MortgageCostsGuide

Is a Home Equity Loan Tax Deductible?

The short answer: yes, but only if you used the money to buy, build, or substantially improve the home that secures the loan. That rule came from the Tax Cuts and Jobs Act of 2017, and it caught a lot of homeowners off guard.

Before 2018, you could deduct interest on up to $100,000 of home equity debt — no questions asked about what you did with the cash. Pay off credit cards, buy a car, take a vacation — didn't matter. Those days are gone, at least through 2025.
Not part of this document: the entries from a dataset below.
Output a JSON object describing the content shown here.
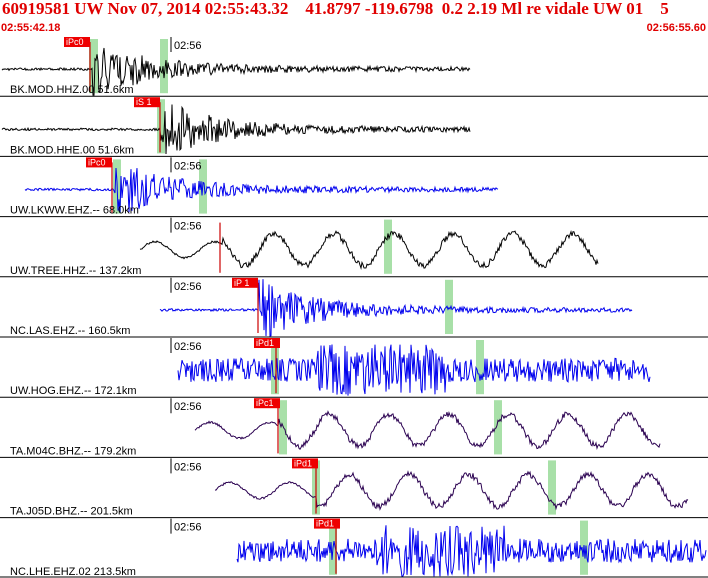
{
  "header": {
    "title": "60919581 UW Nov 07, 2014 02:55:43.32    41.8797 -119.6798  0.2 2.19 Ml re vidale UW 01    5",
    "start_time": "02:55:42.18",
    "end_time": "02:56:55.60"
  },
  "colors": {
    "header_text": "#e00000",
    "pick_flag": "#ee0000",
    "pick_window": "#a8e0a8",
    "black_trace": "#000000",
    "blue_trace": "#0000ee",
    "purple_trace": "#2a0050",
    "divider": "#000000"
  },
  "traces": [
    {
      "label": "BK.MOD.HHZ.00 51.6km",
      "time_label": "02:56",
      "pick": "iPc0",
      "color": "black",
      "style": "burst"
    },
    {
      "label": "BK.MOD.HHE.00 51.6km",
      "time_label": "",
      "pick": "iS 1",
      "color": "black",
      "style": "burst"
    },
    {
      "label": "UW.LKWW.EHZ.-- 68.0km",
      "time_label": "02:56",
      "pick": "iPc0",
      "color": "blue",
      "style": "burst"
    },
    {
      "label": "UW.TREE.HHZ.-- 137.2km",
      "time_label": "02:56",
      "pick": "",
      "color": "black",
      "style": "wave"
    },
    {
      "label": "NC.LAS.EHZ.-- 160.5km",
      "time_label": "02:56",
      "pick": "iP 1",
      "color": "blue",
      "style": "burst"
    },
    {
      "label": "UW.HOG.EHZ.-- 172.1km",
      "time_label": "02:56",
      "pick": "iPd1",
      "color": "blue",
      "style": "noise"
    },
    {
      "label": "TA.M04C.BHZ.-- 179.2km",
      "time_label": "02:56",
      "pick": "iPc1",
      "color": "purple",
      "style": "wave"
    },
    {
      "label": "TA.J05D.BHZ.-- 201.5km",
      "time_label": "02:56",
      "pick": "iPd1",
      "color": "purple",
      "style": "wave"
    },
    {
      "label": "NC.LHE.EHZ.02 213.5km",
      "time_label": "02:56",
      "pick": "iPd1",
      "color": "blue",
      "style": "noise"
    }
  ]
}
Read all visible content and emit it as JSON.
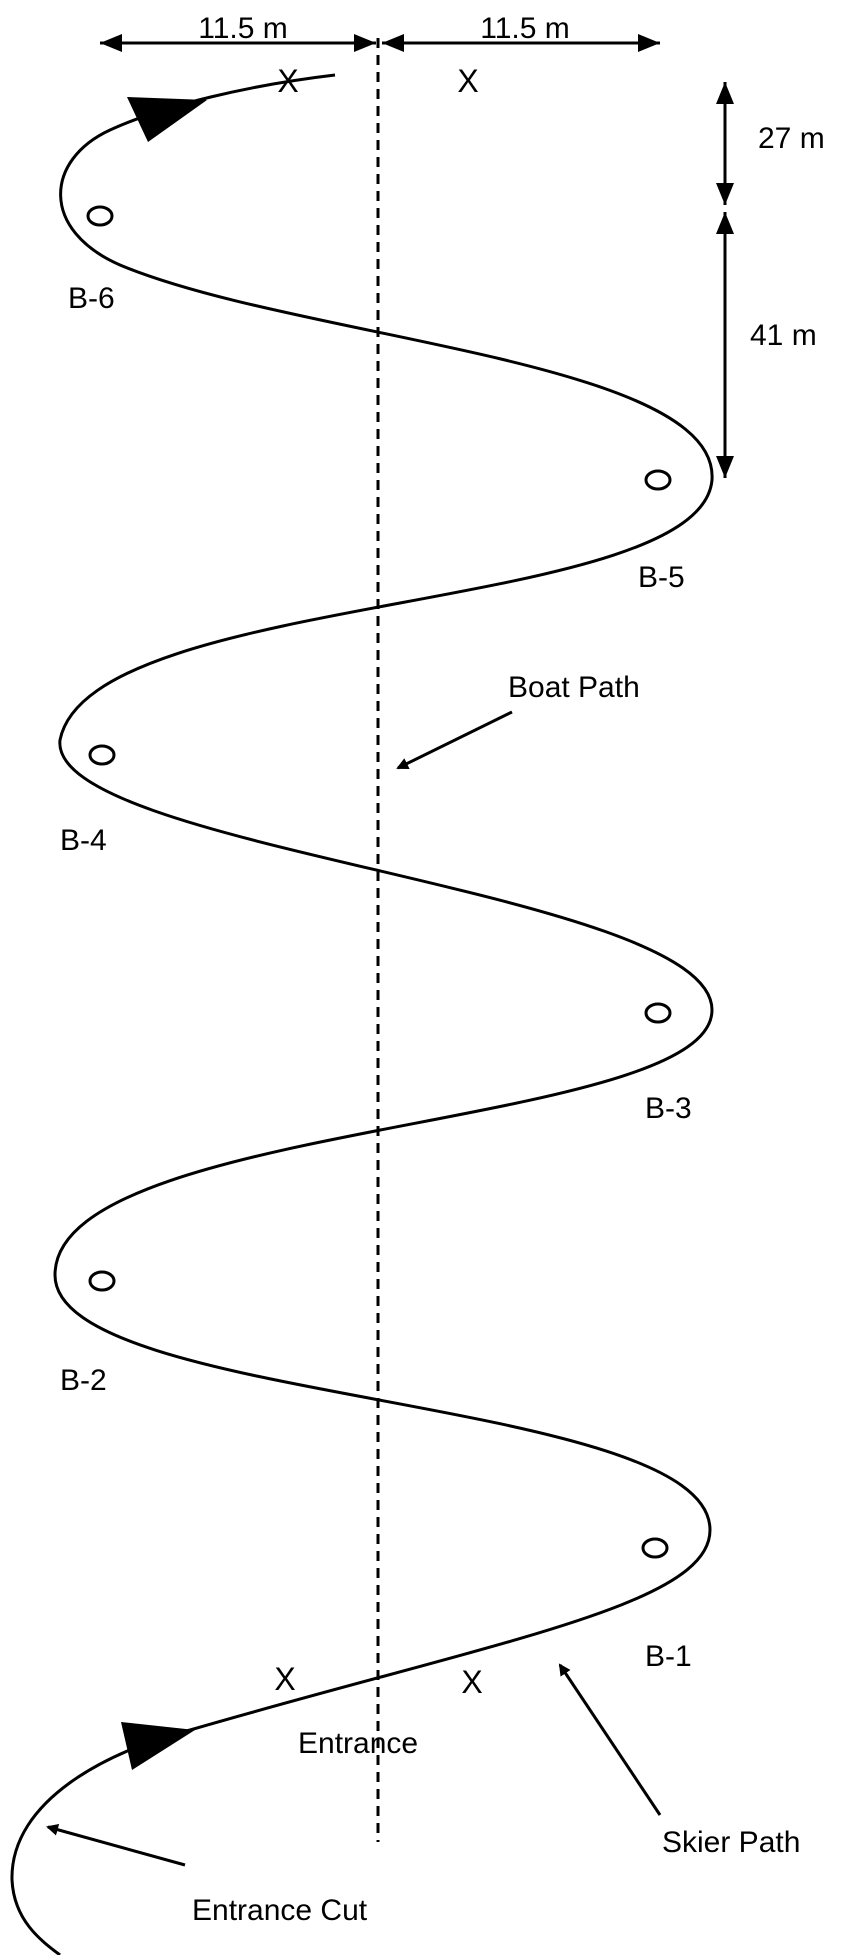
{
  "dimensions": {
    "left_width": "11.5 m",
    "right_width": "11.5 m",
    "gate_spacing": "27 m",
    "buoy_spacing": "41 m"
  },
  "buoys": [
    "B-1",
    "B-2",
    "B-3",
    "B-4",
    "B-5",
    "B-6"
  ],
  "gate_marker": "X",
  "labels": {
    "boat_path": "Boat Path",
    "skier_path": "Skier Path",
    "entrance": "Entrance",
    "entrance_cut": "Entrance Cut"
  },
  "colors": {
    "line": "#000000",
    "background": "#ffffff"
  }
}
The Current Rule (2018–2025)

Under the TCJA, home equity loan interest is deductible only when the loan proceeds are used to buy, build, or substantially improve a qualified residence. The IRS calls this "acquisition indebtedness." The official guidance is in IRS Publication 936.

What counts as a qualified residence? Your primary home and one second home. The total debt limit — including your first mortgage plus any home equity loan — is $750,000 (or $375,000 if married filing separately). If your total mortgage debt is under that, you're generally in good shape.

What Qualifies and What Doesn't

Use of fundsDeductible?
Kitchen or bathroom remodel✅ Yes
Adding a room or garage✅ Yes
New roof or HVAC replacement✅ Yes
Paying off credit card debt❌ No
College tuition❌ No
Buying a car❌ No
Medical expenses❌ No

The IRS doesn't require you to prove how you spent the money in your tax filing — but you should keep records (contracts, receipts, bank statements) in case of an audit. If you mix-used the loan (half renovation, half debt payoff), you can only deduct the interest proportional to the qualifying portion.

How Much Can You Actually Save?

Let's run real numbers. Say you took a $60,000 home equity loan at 8.5% to remodel your kitchen. Your annual interest is roughly $5,100.

If you're in the 22% federal bracket, that deduction saves you about $1,122 per year. In the 24% bracket, it's closer to $1,224. Over a 10-year loan, that's real money — but only if you itemize.

You Have to Itemize to Claim It

This is where most people miss out. The home equity interest deduction only works if you itemize deductions on Schedule A. For 2025, the standard deduction is:

  • $15,000 for single filers
  • $30,000 for married filing jointly
  • $22,500 for head of household

If your mortgage interest, property taxes, charitable donations, and other deductible expenses don't exceed those thresholds, you'll take the standard deduction — and the home equity interest deduction doesn't help you at all.

HELOCs Follow the Same Rules

A home equity line of credit (HELOC) works the same way. The interest is deductible only on the portion of the balance used for home improvement. If you drew $30,000 from a HELOC to renovate and another $20,000 to pay off student loans, you can deduct interest on the $30,000 — not the full $50,000.

What Happens After 2025?

The TCJA provisions are currently set to expire after December 31, 2025. If Congress doesn't act, the rules revert to the pre-2018 rules — meaning home equity interest would again be deductible up to $100,000 regardless of use.

The Bottom Line

A home equity loan can be tax-deductible, but it requires three things: the money went toward your home, your total mortgage debt is under $750,000, and you itemize deductions. If you check all three boxes, the deduction is legitimate and worth claiming. When in doubt, run it by a CPA before filing.